Understanding the Example

The basic example demonstrates key OpenHCS concepts:

Pipeline: A list of processing steps that execute in sequence

FunctionStep: The basic processing unit that wraps a function with configuration

Variable Components: Defines how data is grouped for processing (SITE processes each imaging position separately)

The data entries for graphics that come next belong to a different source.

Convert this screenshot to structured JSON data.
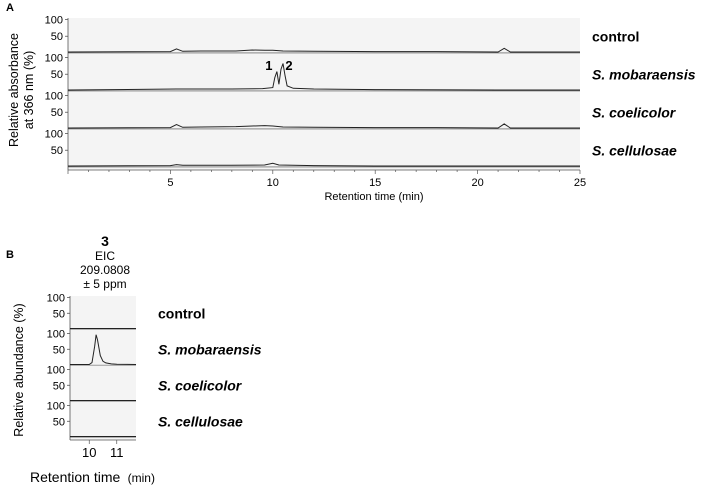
{
  "panel_a_letter": "A",
  "panel_b_letter": "B",
  "chart_data": [
    {
      "type": "line",
      "panel": "A",
      "xlabel": "Retention time (min)",
      "ylabel": "Relative absorbance at 366 nm (%)",
      "ylabel_lines": [
        "Relative absorbance",
        "at 366 nm (%)"
      ],
      "xlim": [
        0,
        25
      ],
      "xticks": [
        "5",
        "10",
        "15",
        "20",
        "25"
      ],
      "yticks": [
        "50",
        "100"
      ],
      "ylim": [
        0,
        100
      ],
      "series": [
        {
          "name": "control",
          "x": [
            0,
            5.0,
            5.3,
            5.6,
            6.5,
            8.2,
            9.0,
            9.6,
            10.0,
            10.5,
            12.0,
            15.0,
            18.0,
            21.0,
            21.3,
            21.6,
            25
          ],
          "y": [
            3,
            4,
            12,
            5,
            6,
            6,
            9,
            8,
            8,
            6,
            5,
            4,
            4,
            3,
            14,
            3,
            3
          ]
        },
        {
          "name": "S. mobaraensis",
          "x": [
            0,
            5.3,
            8.0,
            9.5,
            10.0,
            10.1,
            10.2,
            10.3,
            10.4,
            10.5,
            10.6,
            10.7,
            11.0,
            12.0,
            15.0,
            21.0,
            25
          ],
          "y": [
            3,
            6,
            6,
            7,
            10,
            40,
            58,
            20,
            65,
            82,
            45,
            15,
            8,
            6,
            4,
            3,
            3
          ]
        },
        {
          "name": "S. coelicolor",
          "x": [
            0,
            5.0,
            5.3,
            5.6,
            6.5,
            8.2,
            9.0,
            9.6,
            10.0,
            10.5,
            12.0,
            15.0,
            18.0,
            21.0,
            21.3,
            21.6,
            25
          ],
          "y": [
            3,
            4,
            13,
            5,
            6,
            7,
            9,
            10,
            9,
            6,
            5,
            4,
            4,
            3,
            15,
            3,
            3
          ]
        },
        {
          "name": "S. cellulosae",
          "x": [
            0,
            5.0,
            5.3,
            5.6,
            8.0,
            9.6,
            10.0,
            10.3,
            12.0,
            15.0,
            25
          ],
          "y": [
            3,
            4,
            7,
            5,
            5,
            6,
            11,
            6,
            4,
            3,
            3
          ]
        }
      ],
      "peak_labels": [
        {
          "text": "1",
          "x": 10.2
        },
        {
          "text": "2",
          "x": 10.5
        }
      ]
    },
    {
      "type": "line",
      "panel": "B",
      "header": [
        "3",
        "EIC",
        "209.0808",
        "± 5 ppm"
      ],
      "xlabel": "Retention time (min)",
      "xlabel_parts": [
        "Retention time",
        "(min)"
      ],
      "ylabel": "Relative abundance (%)",
      "xlim": [
        9.3,
        11.7
      ],
      "xticks": [
        "10",
        "11"
      ],
      "yticks": [
        "50",
        "100"
      ],
      "ylim": [
        0,
        100
      ],
      "series": [
        {
          "name": "control",
          "x": [
            9.3,
            11.7
          ],
          "y": [
            2,
            2
          ]
        },
        {
          "name": "S. mobaraensis",
          "x": [
            9.3,
            10.0,
            10.1,
            10.2,
            10.25,
            10.3,
            10.4,
            10.5,
            10.6,
            10.8,
            11.0,
            11.7
          ],
          "y": [
            2,
            2,
            8,
            60,
            96,
            80,
            30,
            12,
            7,
            4,
            3,
            2
          ]
        },
        {
          "name": "S. coelicolor",
          "x": [
            9.3,
            11.7
          ],
          "y": [
            2,
            2
          ]
        },
        {
          "name": "S. cellulosae",
          "x": [
            9.3,
            11.7
          ],
          "y": [
            2,
            2
          ]
        }
      ]
    }
  ]
}
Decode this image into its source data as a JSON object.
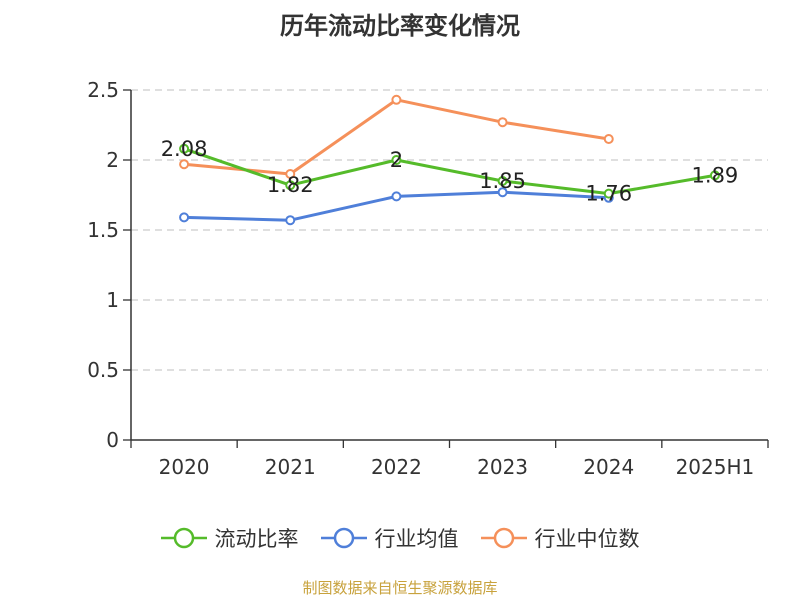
{
  "colors": {
    "current_ratio": "#55bb2a",
    "industry_mean": "#4f7fd9",
    "industry_median": "#f5905a",
    "grid": "#cccccc",
    "axis": "#333333",
    "source": "#c8a23c"
  },
  "source_note": "制图数据来自恒生聚源数据库",
  "chart_data": {
    "type": "line",
    "title": "历年流动比率变化情况",
    "xlabel": "",
    "ylabel": "",
    "categories": [
      "2020",
      "2021",
      "2022",
      "2023",
      "2024",
      "2025H1"
    ],
    "ylim": [
      0,
      2.5
    ],
    "yticks": [
      0,
      0.5,
      1,
      1.5,
      2,
      2.5
    ],
    "ytick_labels": [
      "0",
      "0.5",
      "1",
      "1.5",
      "2",
      "2.5"
    ],
    "grid": true,
    "legend_position": "bottom",
    "series": [
      {
        "name": "流动比率",
        "values": [
          2.08,
          1.82,
          2.0,
          1.85,
          1.76,
          1.89
        ],
        "labels": [
          "2.08",
          "1.82",
          "2",
          "1.85",
          "1.76",
          "1.89"
        ],
        "color": "#55bb2a"
      },
      {
        "name": "行业均值",
        "values": [
          1.59,
          1.57,
          1.74,
          1.77,
          1.73,
          null
        ],
        "color": "#4f7fd9"
      },
      {
        "name": "行业中位数",
        "values": [
          1.97,
          1.9,
          2.43,
          2.27,
          2.15,
          null
        ],
        "color": "#f5905a"
      }
    ]
  }
}
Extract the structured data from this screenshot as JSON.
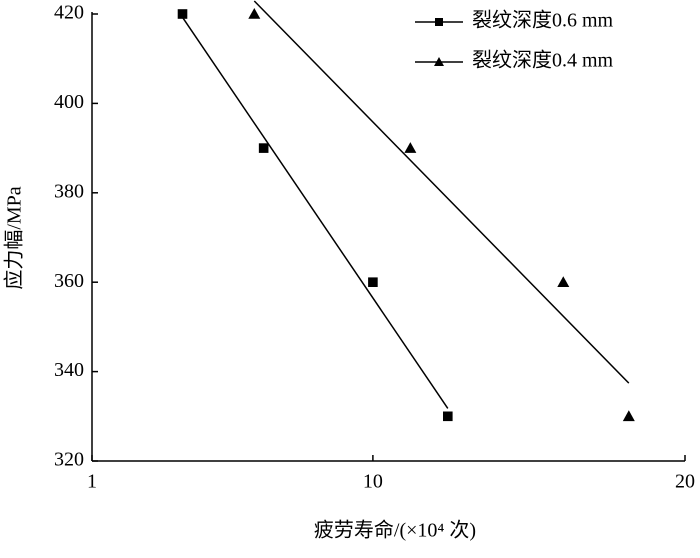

Orchestrator: Manages pipeline execution across your dataset

Interactive Development

OpenHCS provides two interface options:

Desktop GUI (Recommended for local use):

# Install with GUI support
pip install "openhcs[gui]"

# Launch desktop application
openhcs-gui

Terminal Interface (For remote/SSH use):

# Install with TUI support
pip install "openhcs[tui]"

# Launch terminal interface
openhcs-tui

Both interfaces provide: - Microscopy data directory selection - Pipeline configuration and editing - Real-time execution monitoring - Results visualization

Next Steps

After running the basic example, explore these areas:

Core Concepts: Core Concepts

Understand pipelines, steps, function patterns, and data organization

Function Library: Function Library

Learn about available image processing functions and backends

Configuration: Storage System

Configure storage backends, memory management, and output options

Advanced Examples: Integration Guides

Multi-channel analysis, GPU acceleration, and large dataset processing

Common Patterns

Multi-Channel Analysis:

# Different analysis for different channels
FunctionStep(
    func={
        '1': (count_cells_single_channel, {}),  # DAPI channel
        '2': (trace_neurites, {})               # GFP channel
    },
    group_by=GroupBy.CHANNEL,
    variable_components=[VariableComponents.SITE]
)

Function Chains:

# Sequential processing steps
FunctionStep(
    func=[
        (gaussian_filter, {'sigma': 2.0}),
        (threshold_otsu, {}),
        (binary_opening, {'footprint_radius': 3})
    ],
    variable_components=[VariableComponents.SITE]
)

1-minute Quick Start

If you want to try OpenHCS quickly with minimal setup, copy this tiny pipeline into a file named quickstart.py and run it with a small folder of images (or a single image for testing):

# quickstart.py — minimal pipeline
from openhcs.core.pipeline import Pipeline
from openhcs.core.steps.function_step import FunctionStep
from openhcs.core.orchestrator.orchestrator import PipelineOrchestrator
from openhcs.core.config import GlobalPipelineConfig
from openhcs.processing.backends.processors.torch_processor import stack_percentile_normalize
from openhcs.processing.backends.analysis.cell_counting_cpu import count_cells_single_channel

pipeline = Pipeline([
    FunctionStep(func=(stack_percentile_normalize, {'low_percentile':1.0,'high_percentile':99.0}), name='normalize'),
    FunctionStep(func=(count_cells_single_channel, {}), name='count_cells')
])

config = GlobalPipelineConfig(num_workers=1)
orchestrator = PipelineOrchestrator(plate_path='path/to/images', global_config=config)
orchestrator.run_pipeline(pipeline)

This runs a normalization step followed by a simple per-site cell counting analysis. Use path/to/images to point to a folder with one or more test images. The snippet is intentionally minimal — see the full “Basic Example” above for more realistic configurations.